A recent article discusses the latest breakthroughs in using inkjet printers for new purposes.
An inkjet printer could be every bit as innovative as 3D printing for certain tasks, according to an article in The Week.
Erin Blakemore discusses scientists’ recent use of inkjet printers to print flexible computer chips, and suggests it won’t be long before anyone with “a new printer cartridge and a special piece of foil” is capable of doing the same.
In the article, Blakemore gives the example of Bernhard Huber, a doctoral student at the Laboratory for Microsystems Technology at Munich University of Applied Sciences. Whereas printing microchips was previously only available to those with complex facilities and the latest in lithography technology, Huber is developing a solution allowing people to print low-performance electronic circuits from their home printer.
Huber and his colleagues realised that for less memory-intensive chips, like that on a credit or debit card, an inkjet printer works suitably well. When fitted with a cartridge filled with special electronically conductive inks, an ordinary printer can print onto a flexible piece of foil to create a chip, without the need for an expensive production facility or materials.
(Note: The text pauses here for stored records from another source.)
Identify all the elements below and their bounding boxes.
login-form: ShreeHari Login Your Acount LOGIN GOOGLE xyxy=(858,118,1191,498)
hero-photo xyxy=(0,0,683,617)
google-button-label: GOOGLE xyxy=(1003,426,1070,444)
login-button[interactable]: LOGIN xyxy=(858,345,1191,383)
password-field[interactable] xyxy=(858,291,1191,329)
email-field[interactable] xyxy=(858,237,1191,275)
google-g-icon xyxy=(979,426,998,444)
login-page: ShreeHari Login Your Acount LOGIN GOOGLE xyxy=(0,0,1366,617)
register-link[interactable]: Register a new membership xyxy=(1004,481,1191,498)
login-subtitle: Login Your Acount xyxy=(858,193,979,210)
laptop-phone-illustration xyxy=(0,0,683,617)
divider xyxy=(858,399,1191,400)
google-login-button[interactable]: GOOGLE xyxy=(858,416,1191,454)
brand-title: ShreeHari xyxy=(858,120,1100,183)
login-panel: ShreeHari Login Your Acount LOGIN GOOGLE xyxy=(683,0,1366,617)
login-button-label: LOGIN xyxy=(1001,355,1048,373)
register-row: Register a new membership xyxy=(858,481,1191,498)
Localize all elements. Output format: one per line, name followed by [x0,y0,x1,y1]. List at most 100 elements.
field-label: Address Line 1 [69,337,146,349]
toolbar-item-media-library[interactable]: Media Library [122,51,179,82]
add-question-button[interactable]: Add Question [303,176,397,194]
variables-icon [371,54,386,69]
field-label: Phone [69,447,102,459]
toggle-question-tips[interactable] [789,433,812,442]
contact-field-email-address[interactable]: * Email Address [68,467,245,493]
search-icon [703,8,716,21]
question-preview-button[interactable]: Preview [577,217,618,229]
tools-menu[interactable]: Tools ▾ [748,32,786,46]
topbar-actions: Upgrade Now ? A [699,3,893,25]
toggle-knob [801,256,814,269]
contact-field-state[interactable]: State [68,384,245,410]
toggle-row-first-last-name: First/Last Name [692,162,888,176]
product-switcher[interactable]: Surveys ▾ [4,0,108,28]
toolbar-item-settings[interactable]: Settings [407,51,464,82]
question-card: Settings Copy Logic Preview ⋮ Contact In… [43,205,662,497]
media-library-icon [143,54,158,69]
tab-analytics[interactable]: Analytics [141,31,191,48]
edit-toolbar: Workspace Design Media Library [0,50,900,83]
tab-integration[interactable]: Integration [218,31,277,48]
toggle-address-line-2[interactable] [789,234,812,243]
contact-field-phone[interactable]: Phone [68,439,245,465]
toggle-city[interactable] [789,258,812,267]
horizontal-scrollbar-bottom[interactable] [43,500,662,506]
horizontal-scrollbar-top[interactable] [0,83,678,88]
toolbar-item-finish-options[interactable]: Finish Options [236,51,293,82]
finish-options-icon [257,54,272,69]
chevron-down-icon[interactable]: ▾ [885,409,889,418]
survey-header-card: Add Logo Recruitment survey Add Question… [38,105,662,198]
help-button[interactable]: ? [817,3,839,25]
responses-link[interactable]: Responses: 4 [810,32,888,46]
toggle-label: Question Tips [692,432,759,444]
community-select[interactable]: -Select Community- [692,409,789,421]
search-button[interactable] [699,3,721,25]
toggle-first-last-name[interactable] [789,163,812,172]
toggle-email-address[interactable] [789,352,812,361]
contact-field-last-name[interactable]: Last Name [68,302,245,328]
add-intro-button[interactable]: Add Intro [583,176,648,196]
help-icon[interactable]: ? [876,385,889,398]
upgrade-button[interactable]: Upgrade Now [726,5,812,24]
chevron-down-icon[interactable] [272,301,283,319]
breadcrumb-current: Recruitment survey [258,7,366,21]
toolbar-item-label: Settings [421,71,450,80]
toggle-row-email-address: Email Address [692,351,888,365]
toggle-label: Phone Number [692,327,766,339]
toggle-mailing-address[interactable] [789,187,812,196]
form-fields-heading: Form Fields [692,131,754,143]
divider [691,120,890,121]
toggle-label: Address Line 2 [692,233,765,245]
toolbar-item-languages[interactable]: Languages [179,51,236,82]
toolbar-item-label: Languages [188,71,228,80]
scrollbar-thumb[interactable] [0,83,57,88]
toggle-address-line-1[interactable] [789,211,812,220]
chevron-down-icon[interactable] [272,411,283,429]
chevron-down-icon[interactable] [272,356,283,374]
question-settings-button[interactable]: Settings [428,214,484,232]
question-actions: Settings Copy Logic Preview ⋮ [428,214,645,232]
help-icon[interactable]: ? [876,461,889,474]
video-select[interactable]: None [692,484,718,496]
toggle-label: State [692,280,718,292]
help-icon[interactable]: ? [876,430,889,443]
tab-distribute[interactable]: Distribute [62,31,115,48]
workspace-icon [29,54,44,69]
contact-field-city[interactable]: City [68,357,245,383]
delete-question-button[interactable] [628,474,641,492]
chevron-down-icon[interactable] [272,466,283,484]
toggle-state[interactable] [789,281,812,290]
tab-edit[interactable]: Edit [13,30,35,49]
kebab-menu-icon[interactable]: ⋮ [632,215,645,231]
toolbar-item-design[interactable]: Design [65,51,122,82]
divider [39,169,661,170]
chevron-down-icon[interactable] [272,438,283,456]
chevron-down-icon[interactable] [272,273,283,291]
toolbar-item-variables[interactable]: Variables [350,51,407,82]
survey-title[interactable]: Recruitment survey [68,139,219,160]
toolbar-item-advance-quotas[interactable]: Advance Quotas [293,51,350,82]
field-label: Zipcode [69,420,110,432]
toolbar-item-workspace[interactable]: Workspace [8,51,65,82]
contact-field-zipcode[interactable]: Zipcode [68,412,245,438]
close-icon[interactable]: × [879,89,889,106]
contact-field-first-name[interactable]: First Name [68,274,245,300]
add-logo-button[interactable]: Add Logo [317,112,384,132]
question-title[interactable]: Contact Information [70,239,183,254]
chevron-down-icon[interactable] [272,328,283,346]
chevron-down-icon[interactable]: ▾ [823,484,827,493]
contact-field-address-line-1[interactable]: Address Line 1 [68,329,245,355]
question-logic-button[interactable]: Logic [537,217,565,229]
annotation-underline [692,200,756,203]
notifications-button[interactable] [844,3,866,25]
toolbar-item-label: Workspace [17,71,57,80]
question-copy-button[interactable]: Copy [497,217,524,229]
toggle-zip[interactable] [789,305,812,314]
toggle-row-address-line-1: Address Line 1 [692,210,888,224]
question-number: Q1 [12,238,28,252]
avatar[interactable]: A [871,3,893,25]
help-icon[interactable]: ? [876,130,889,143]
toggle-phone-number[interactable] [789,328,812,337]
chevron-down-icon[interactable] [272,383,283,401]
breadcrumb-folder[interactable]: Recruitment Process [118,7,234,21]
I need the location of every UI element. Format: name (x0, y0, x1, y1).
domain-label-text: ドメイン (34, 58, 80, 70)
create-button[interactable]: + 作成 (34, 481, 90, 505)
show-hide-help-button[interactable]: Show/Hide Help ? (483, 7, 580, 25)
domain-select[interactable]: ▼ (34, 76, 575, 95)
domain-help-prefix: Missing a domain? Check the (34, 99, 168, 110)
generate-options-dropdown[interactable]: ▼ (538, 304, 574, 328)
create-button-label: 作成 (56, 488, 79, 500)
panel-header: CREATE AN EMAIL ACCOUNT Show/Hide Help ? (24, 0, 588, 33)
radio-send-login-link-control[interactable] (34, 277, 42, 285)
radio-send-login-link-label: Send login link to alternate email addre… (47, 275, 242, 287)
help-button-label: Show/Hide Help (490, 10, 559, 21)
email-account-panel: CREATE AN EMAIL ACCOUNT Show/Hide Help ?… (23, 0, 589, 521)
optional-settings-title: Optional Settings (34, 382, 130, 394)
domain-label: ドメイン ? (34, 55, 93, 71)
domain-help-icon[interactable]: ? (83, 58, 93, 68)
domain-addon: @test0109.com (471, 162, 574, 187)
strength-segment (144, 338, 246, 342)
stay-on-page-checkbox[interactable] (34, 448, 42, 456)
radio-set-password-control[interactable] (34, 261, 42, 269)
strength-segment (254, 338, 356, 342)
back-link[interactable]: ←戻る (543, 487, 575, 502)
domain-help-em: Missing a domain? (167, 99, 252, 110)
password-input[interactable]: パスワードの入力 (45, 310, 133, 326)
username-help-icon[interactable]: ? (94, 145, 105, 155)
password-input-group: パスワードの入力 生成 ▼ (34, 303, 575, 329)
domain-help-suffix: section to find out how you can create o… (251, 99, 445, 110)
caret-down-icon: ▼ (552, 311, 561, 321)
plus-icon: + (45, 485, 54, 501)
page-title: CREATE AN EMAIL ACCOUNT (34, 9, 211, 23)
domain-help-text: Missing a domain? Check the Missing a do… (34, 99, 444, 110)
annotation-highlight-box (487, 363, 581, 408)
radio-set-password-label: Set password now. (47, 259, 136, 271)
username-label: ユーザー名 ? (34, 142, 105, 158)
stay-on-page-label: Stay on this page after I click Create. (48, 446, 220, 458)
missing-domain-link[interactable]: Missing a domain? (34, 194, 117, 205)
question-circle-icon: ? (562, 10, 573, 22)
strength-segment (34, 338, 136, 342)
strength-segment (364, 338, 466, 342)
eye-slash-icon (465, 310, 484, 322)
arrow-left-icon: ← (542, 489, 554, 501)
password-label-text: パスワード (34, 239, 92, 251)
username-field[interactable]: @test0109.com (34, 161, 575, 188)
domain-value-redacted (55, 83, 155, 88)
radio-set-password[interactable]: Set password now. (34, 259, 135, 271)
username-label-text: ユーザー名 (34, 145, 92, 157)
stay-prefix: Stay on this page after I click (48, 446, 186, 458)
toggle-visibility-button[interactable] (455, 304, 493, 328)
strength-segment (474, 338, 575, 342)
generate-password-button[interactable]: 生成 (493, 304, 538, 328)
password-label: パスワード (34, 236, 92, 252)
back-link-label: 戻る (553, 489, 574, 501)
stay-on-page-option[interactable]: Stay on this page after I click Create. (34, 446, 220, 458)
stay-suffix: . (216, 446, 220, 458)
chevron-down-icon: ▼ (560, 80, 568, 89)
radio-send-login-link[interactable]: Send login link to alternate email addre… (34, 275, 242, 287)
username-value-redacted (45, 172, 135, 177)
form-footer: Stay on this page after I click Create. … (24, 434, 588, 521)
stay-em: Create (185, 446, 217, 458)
The article also details a further computing advance from Huber and team, reRAM: A new type of memory combining long-term storage ability with the random-access memory computers use to process information. Previously, these functions were performed by two separate chips, but reRAM combines both into a single type of memory, and can be simply printed in a similar way to Huber’s aforementioned breakthrough.
As Blakemore says, “the era of personalized, printable electronics might just be upon us — as long as you don’t ditch your old-school inkjet in your pursuit of the latest in whiz-bang gadgetry.”